The second challenge was branding. Ledbetter's team was never happy with how the original 360 was physically branded on the exterior. "If you go back to the 360," he says, "it was more about the green ring and a separate power button ... So one of our goals was how do we simplify all this stuff."

The revised Xbox logo sits alone on the front of the Xbox One — the only imprint on the face of the device. Instead of the green of the previous generations it is lit white, a change Ledbetter says is intended to represent the unification of all colors.

"The purpose of this was to really make the logo feel like it's part of that entertainment experience," Ledbetter says. "And in the UI you'll see that it also has the same treatment of the Xbox logo. It's white; it kind of glows right through that front panel."

While the console is built to blend in — to almost recede into the entertainment center in a consumer's home — the Xbox logo itself is pushed to the front. It does not merely brand the console; in the right lighting conditions it brands the whole space.

What about the other black box?

As soon as designs of the Xbox One and the PlayStation 4 were unveiled, fans and commentators alike were struck by how similar they seemed, both inside and out. The devices appear to have the guts of a high-performance white-box PC, smashed into ... well ... a little black box.

Xbox One is very much a shiny rectangle, while the PS4 is a shiny parallelogram. It's interesting how two companies, after more than eight years and thousands of man-hours of design work, came to shapes that are so similar to one another.

After all the discussion of his design for Xbox One, we wanted to know what Ledbetter thought of the competition, so we asked for his interpretation of the PlayStation 4's design. He says it's still a mystery to him.

"I haven't seen one up close. ... I really want to try it and see what it's like, see how it performs, see how it stacks up. ... I don't know what PlayStation 4 is trying to communicate."

Freedom of expression

One aspect Ledbetter isn't able to comment on is how users may be able to customize the device.

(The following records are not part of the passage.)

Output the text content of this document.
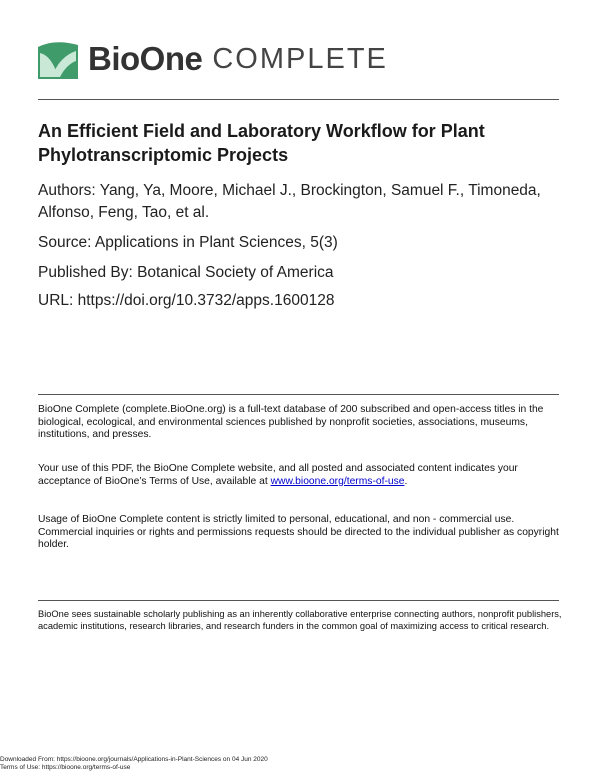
BioOne COMPLETE
An Efficient Field and Laboratory Workflow for Plant Phylotranscriptomic Projects
Authors: Yang, Ya, Moore, Michael J., Brockington, Samuel F., Timoneda, Alfonso, Feng, Tao, et al.
Source: Applications in Plant Sciences, 5(3)
Published By: Botanical Society of America
URL: https://doi.org/10.3732/apps.1600128
BioOne Complete (complete.BioOne.org) is a full-text database of 200 subscribed and open-access titles in the biological, ecological, and environmental sciences published by nonprofit societies, associations, museums, institutions, and presses.
Your use of this PDF, the BioOne Complete website, and all posted and associated content indicates your acceptance of BioOne’s Terms of Use, available at www.bioone.org/terms-of-use.
Usage of BioOne Complete content is strictly limited to personal, educational, and non - commercial use. Commercial inquiries or rights and permissions requests should be directed to the individual publisher as copyright holder.
BioOne sees sustainable scholarly publishing as an inherently collaborative enterprise connecting authors, nonprofit publishers, academic institutions, research libraries, and research funders in the common goal of maximizing access to critical research.
Downloaded From: https://bioone.org/journals/Applications-in-Plant-Sciences on 04 Jun 2020
Terms of Use: https://bioone.org/terms-of-use
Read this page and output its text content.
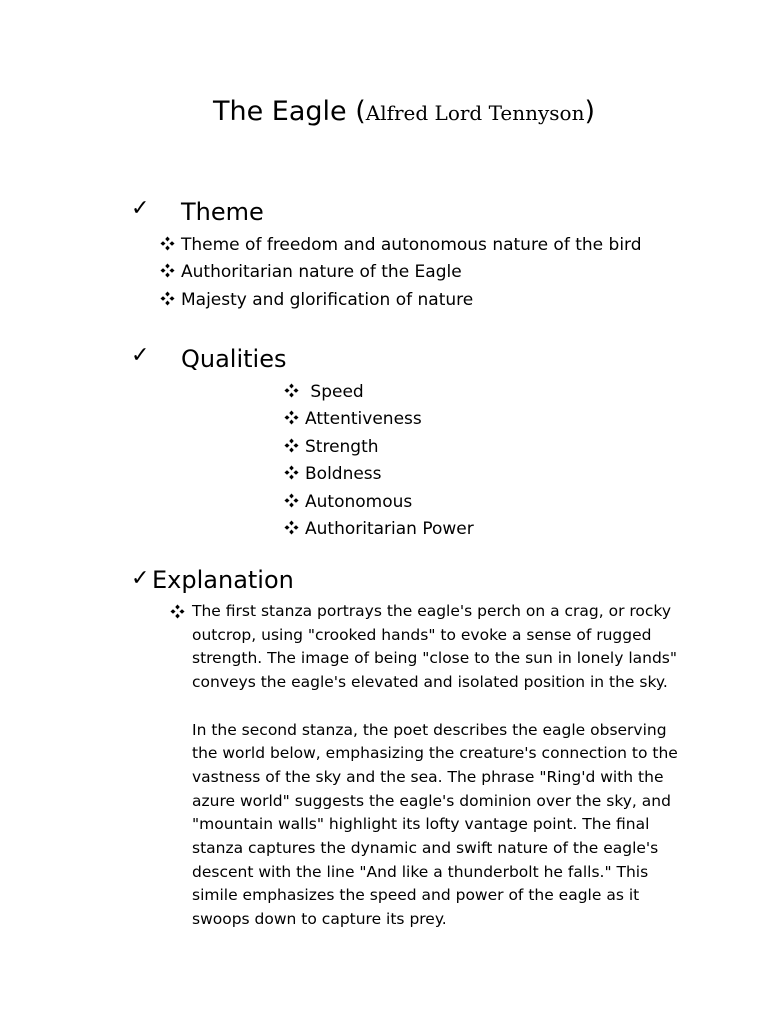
The Eagle (Alfred Lord Tennyson)
✓ Theme
Theme of freedom and autonomous nature of the bird
Authoritarian nature of the Eagle
Majesty and glorification of nature
✓ Qualities
Speed
Attentiveness
Strength
Boldness
Autonomous
Authoritarian Power
✓ Explanation

The first stanza portrays the eagle's perch on a crag, or rocky outcrop, using "crooked hands" to evoke a sense of rugged strength. The image of being "close to the sun in lonely lands" conveys the eagle's elevated and isolated position in the sky.

In the second stanza, the poet describes the eagle observing the world below, emphasizing the creature's connection to the vastness of the sky and the sea. The phrase "Ring'd with the azure world" suggests the eagle's dominion over the sky, and "mountain walls" highlight its lofty vantage point. The final stanza captures the dynamic and swift nature of the eagle's descent with the line "And like a thunderbolt he falls." This simile emphasizes the speed and power of the eagle as it swoops down to capture its prey.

When the 360 was released, one of its unique features was interchangeable faceplates that consumers could change out to match their own style. Designs ranged from brightly colored pinstripes to classic wood grains. But it was a novelty that never really caught on.

"There was this whole industry built on it," Ledbetter says. "But then being part of the redesign of Xbox we realized that not everybody really changed out the faceplate. ... Instead we started doing more special editions.

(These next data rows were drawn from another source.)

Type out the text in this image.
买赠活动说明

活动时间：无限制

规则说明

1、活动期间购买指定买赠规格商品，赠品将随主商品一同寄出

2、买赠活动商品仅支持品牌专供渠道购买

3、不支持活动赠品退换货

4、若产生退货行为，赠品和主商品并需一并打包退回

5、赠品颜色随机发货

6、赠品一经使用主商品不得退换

"While we were designing it we did think about how the console could be customized, and it has plenty of opportunities to do it."

"The very first special edition, or limited-edition console we did for the 360 I think was Halo 3. It came in our Master Chief Green with the golden iridescent visor color and stuff like that, and so I was a proponent with the marketing team of doing very select limited- and special-edition consoles. And we found that those are the things that excited people, because it was related to who they are, the games that they played, be it Gears of War or Halo. Kinect Star Wars was a hit with people. ... It was R2-D2.

"And we found that people were actually more engaged with this holistic treatment of customization on the hardware than just the faceplate."

With so much time and energy spent on the unified, streamlined design of Xbox One though, it will be a while before Microsoft starts monkeying around with it and applying custom color treatments.

"While I can't talk about if there are going to be or if there are not going to be any limited- or special-edition consoles," Ledbetter says, "while we were designing it we did think about how the console could be customized, and it has plenty of opportunities to do it."

Until release day Ledbetter's careful consideration of form and function will have to stand on its own in his office. Like the arrowheads he made as a boy, this creation is very much his own work of art. Soon the world will be able to tell if his time was well spent.